Ahora sí, conociendo estos datos, sabemos que el camino de Rober Rodríguez es el de las cintas con contenido oscuro y de sabor agridulce que en Sin City están aderezadas por las manos de Frank Miller, el creador de este cómics, guionista y también director -- junto con Rodríguez-- de la película. Sin City es la ciudad de la corrupción donde policías, políticos y prostitutas le juegan al antihéroe, sí, el sarcasmo está casi en cada imagen, pero más que remitirnos a una historia del bien por el mal, Sin City, se expresa como un film del siglo XXI, donde se aprovecha la tecnología de una manera elegante y audaz, pero sin desenfocar la narración y la actuación de cada personaje.

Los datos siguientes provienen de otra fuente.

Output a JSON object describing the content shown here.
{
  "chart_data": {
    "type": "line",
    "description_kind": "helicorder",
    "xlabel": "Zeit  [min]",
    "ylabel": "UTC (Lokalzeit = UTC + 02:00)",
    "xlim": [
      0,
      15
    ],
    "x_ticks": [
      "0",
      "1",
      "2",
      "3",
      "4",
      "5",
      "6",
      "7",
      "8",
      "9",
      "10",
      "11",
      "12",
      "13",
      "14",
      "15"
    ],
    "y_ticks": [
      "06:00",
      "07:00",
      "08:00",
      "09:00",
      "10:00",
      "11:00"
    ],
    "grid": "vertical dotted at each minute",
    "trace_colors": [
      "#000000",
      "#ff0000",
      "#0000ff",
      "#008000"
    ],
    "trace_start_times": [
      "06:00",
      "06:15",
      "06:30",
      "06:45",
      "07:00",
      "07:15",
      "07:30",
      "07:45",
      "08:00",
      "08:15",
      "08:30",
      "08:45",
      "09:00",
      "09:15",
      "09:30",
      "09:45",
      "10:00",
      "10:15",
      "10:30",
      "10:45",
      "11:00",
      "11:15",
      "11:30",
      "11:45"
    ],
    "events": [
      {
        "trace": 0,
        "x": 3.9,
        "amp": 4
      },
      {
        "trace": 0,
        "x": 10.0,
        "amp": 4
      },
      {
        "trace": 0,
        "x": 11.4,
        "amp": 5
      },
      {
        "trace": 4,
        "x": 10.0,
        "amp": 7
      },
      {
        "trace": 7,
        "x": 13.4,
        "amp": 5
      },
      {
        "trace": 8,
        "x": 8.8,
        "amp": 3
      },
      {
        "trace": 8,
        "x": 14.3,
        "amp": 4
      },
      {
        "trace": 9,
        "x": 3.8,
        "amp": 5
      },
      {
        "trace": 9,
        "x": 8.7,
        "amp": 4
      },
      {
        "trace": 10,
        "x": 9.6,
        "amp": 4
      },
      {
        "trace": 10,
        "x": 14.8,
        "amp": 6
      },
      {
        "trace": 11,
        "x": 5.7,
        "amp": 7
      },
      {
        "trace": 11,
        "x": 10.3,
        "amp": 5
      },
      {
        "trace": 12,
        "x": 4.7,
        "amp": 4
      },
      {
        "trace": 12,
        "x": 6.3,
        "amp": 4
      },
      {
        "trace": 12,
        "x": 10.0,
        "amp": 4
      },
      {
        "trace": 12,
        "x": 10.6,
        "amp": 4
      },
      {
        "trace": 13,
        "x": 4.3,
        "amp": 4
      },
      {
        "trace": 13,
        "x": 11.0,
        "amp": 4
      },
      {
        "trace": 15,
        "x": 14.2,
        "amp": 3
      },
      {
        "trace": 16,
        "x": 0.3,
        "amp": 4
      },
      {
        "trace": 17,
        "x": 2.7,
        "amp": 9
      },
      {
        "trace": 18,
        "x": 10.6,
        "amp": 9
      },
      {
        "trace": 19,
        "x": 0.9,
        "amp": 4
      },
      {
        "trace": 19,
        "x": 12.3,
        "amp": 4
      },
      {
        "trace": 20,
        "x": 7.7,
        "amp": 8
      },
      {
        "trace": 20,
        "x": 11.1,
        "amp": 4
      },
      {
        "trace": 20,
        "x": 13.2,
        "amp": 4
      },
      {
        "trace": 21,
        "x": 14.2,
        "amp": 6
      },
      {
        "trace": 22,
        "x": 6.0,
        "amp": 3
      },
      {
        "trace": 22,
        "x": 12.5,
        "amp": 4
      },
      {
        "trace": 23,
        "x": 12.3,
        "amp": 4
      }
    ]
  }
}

La ciudad del pecado (Sin City), se divide en tres capítulos del cómic de Miller, el primero es la historia de Marv (Mickey Rourke), superviviente de guerra que busca vengar la muerte de el amor de su vida. Luego está Dwight (Clive Owen), un investigador privado que lucha por olvidar su pasado y reencontrarse con la pesada existencia human, y finalmente está Hartigan (Bruce Willis), el último policía honesto de la ciudad que va tras la pista de una joven que ha sido capturada por las manos del sádico hijo de un senador. Sin City , presenta una sociedad violenta, cínica y corrompida que amenaza no sólo a sus protagonista sino también a otros personajes, dentro de un ambiente de fatalidad. Pero esto es sólo el argumento, cabe destacar la otra mitad de la película que en verdad dejará a muchos satisfechos. Primero, debes conocer que Tarantino apoyó constantemente a Rodríguez en la realización y filmación de la cinta y después que esta goza de una excelente fotografía y dirección, basta anotar que es en un 80 por ciento blanco y negro, y el otro 20 tiene pequeñas salpicadas de color y de implicaciones icónicas directamente del cómic. Sin City comenzó como una historia autoconclusiva de duración estándar y publicado por entregas en 1992 en el magazín Dark Horse Presents. Dicho cómic era un homenaje al género negro, sobre todo al novelista James Ellroy... Tal y como sucede con esta y otras reseñas que a lo largo de este tiempo he venido publicando en Palabras Malditas, hoy llegan a su autoconclusión porque el cine es y será siempre una manera de soñar despierto cuando tengamos insomnio de la vida. Gracias y disfruten la función. Dirección: Robert Rodriguez y Frank Miller. Protagonistas: Bruce Willis (Hartigan), Jessica Alba (Nancy), Rosario Dawson (Gail ), Benicio Del Toro (Jackie Boy), Brittany Murphy (Shellie), Clive Owen (Dwight), y Mickey Rourke (Marv), entre otros. Guión: Frank Miller; basado en sus cómics. Producción: Robert Rodriguez, Frank Miller y Elizabeth Avellan.